Y Dmitri hablaba de aquel tiempo como si no significara nada. ¿Cuántos años tenía? ¿Qué edad tenía el hombre al que él llamaba «sire»?

—¿Eso te entristece? ¿Te apena saber que nunca tendrás hijos?

Una sombra atravesó su rostro.

—No he dicho que nunca haya sido padre.

El regreso de Rafael evitó que Elena metiera la pata aún más. De alguna manera supo que debía levantar la vista para contemplar el maravilloso diseño de sus alas brillando bajo el sol.

—Hermoso... —susurró.

—Así que él te ha embelesado.

Se obligó a apartar la mirada de Rafael para clavarla en Dmitri.

—¿Estás celoso?

—No. No necesito las sobras de Rafael.

Ella entrecerró los ojos, pero al parecer el vampiro no había terminado aún.

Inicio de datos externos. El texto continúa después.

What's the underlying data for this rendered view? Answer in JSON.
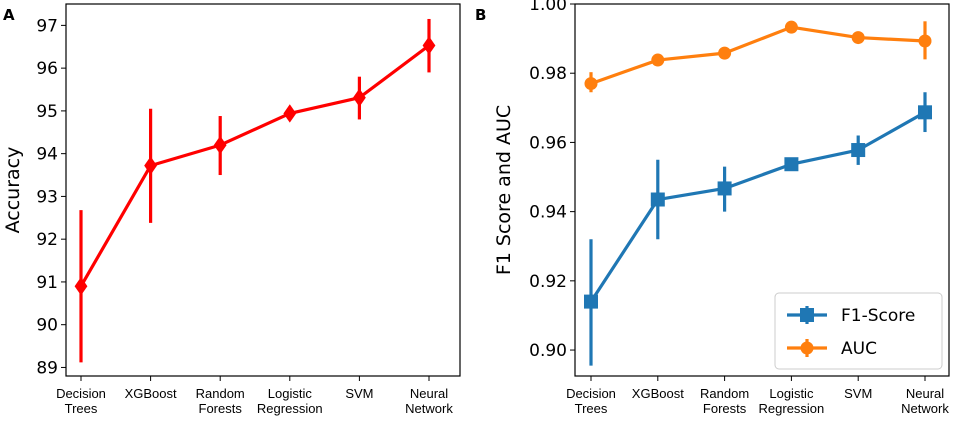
{
  "chart_data": [
    {
      "panel": "A",
      "type": "line",
      "categories": [
        [
          "Decision",
          "Trees"
        ],
        [
          "XGBoost"
        ],
        [
          "Random",
          "Forests"
        ],
        [
          "Logistic",
          "Regression"
        ],
        [
          "SVM"
        ],
        [
          "Neural",
          "Network"
        ]
      ],
      "series": [
        {
          "name": "Accuracy",
          "color": "#ff0000",
          "marker": "diamond",
          "values": [
            90.9,
            93.72,
            94.2,
            94.94,
            95.31,
            96.53
          ],
          "err_low": [
            89.12,
            92.38,
            93.5,
            94.8,
            94.8,
            95.9
          ],
          "err_high": [
            92.68,
            95.05,
            94.88,
            95.1,
            95.8,
            97.15
          ]
        }
      ],
      "ylabel": "Accuracy",
      "ylim": [
        88.8,
        97.5
      ],
      "yticks": [
        89,
        90,
        91,
        92,
        93,
        94,
        95,
        96,
        97
      ]
    },
    {
      "panel": "B",
      "type": "line",
      "categories": [
        [
          "Decision",
          "Trees"
        ],
        [
          "XGBoost"
        ],
        [
          "Random",
          "Forests"
        ],
        [
          "Logistic",
          "Regression"
        ],
        [
          "SVM"
        ],
        [
          "Neural",
          "Network"
        ]
      ],
      "series": [
        {
          "name": "F1-Score",
          "color": "#1f77b4",
          "marker": "square",
          "values": [
            0.914,
            0.9435,
            0.9467,
            0.9537,
            0.9578,
            0.9687
          ],
          "err_low": [
            0.8955,
            0.932,
            0.94,
            0.9525,
            0.9535,
            0.963
          ],
          "err_high": [
            0.932,
            0.955,
            0.953,
            0.955,
            0.962,
            0.9745
          ]
        },
        {
          "name": "AUC",
          "color": "#ff7f0e",
          "marker": "circle",
          "values": [
            0.977,
            0.9838,
            0.9858,
            0.9933,
            0.9903,
            0.9893
          ],
          "err_low": [
            0.9745,
            0.9832,
            0.9852,
            0.9928,
            0.9898,
            0.984
          ],
          "err_high": [
            0.9803,
            0.9844,
            0.9864,
            0.9938,
            0.9908,
            0.995
          ]
        }
      ],
      "ylabel": "F1 Score and AUC",
      "ylim": [
        0.8925,
        1.0
      ],
      "yticks": [
        "0.90",
        "0.92",
        "0.94",
        "0.96",
        "0.98",
        "1.00"
      ],
      "legend": "lower-right"
    }
  ]
}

—Me parece que ahora ya no estás en posición de juzgar a aquellos que prefieren a los vampiros como amantes. —Una ráfaga de esencia, con su insidiosa seducción, comenzó a envolverla—. No cuando llevas los colores de Rafael en la piel.

Había olvidado el maldito polvo. Alzó la mano para frotarse la cara. Sus dedos quedaron llenos de motitas blancas y doradas. La tentación de llevarse los dedos a la boca para lamerlos fue muy fuerte, así que tuvo que meterse las manos entre los muslos. El polvo dejó rayones dorados en el tejido negro, regueros brillantes de acusación.

Dmitri tenía razón: estaba metida hasta el cuello.

Pero aquello no significaba que fuera a ofrecerse a aquel vampiro, sin importar lo intenso que fuera el aroma a sexo y a pecado que lo envolvía.

—Para ya, o te arrancaré los colmillos mientras duermes —dijo en voz baja—. Y hablo en serio, Dmitri.

La esencia formó un remolino en torno a su cuerpo y penetró en sus venas.

—Eres tan sensible, Elena... tan exquisitamente sensible... Deben de haberte expuesto a nuestra belleza muy joven. —Había furia en su voz, como si aquella idea le resultara repugnante—. ¿Quién? —Hizo desaparecer todo rastro de aroma.

Plaf.

Plaf.

Plaf.

Ven aquí, pequeña cazadora. Pruébala.

A Elena se le revolvió el estómago. Había olvidado la esencia de «él», había enterrado el recuerdo de la vergonzosa humedad que se había acumulado entre sus muslos, la incomprensión de su mente infantil.

—Está muerto —susurró. Observó a Rafael cuando aterrizó sobre el borde de la azotea y empezó a acercarse a ella.

—¿Lo mataste tú?

—¿Me harías daño si así fuera?

—No. Quizá sea un monstruo —dijo con un tono extraño y amable—, pero no soy un monstruo que se alimenta de niños.

Ambos guardaron silencio cuando Rafael llegó hasta ellos. El terror invadió el pecho de Elena al verlo de cerca: estaba resplandeciente, bañado en un flujo incandescente de energía que prometía muerte.

Echó la silla hacia atrás y se puso en pie.

No obstante, dejó el cuchillo en la bota. No era necesario enfrentarse a él si la furia no iba dirigida contra ella.

—Rafael —dijo cuando él se situó al otro lado de la mesa.

Sus ojos eran como fuego azul cuando la miró, pero estaba concentrado en Dmitri.

—¿Dónde están los cuerpos?

—En Brooklyn. Había...

—Siete —lo interrumpió Rafael—. Michaela ha recibido sus corazones en una entrega especial esta mañana.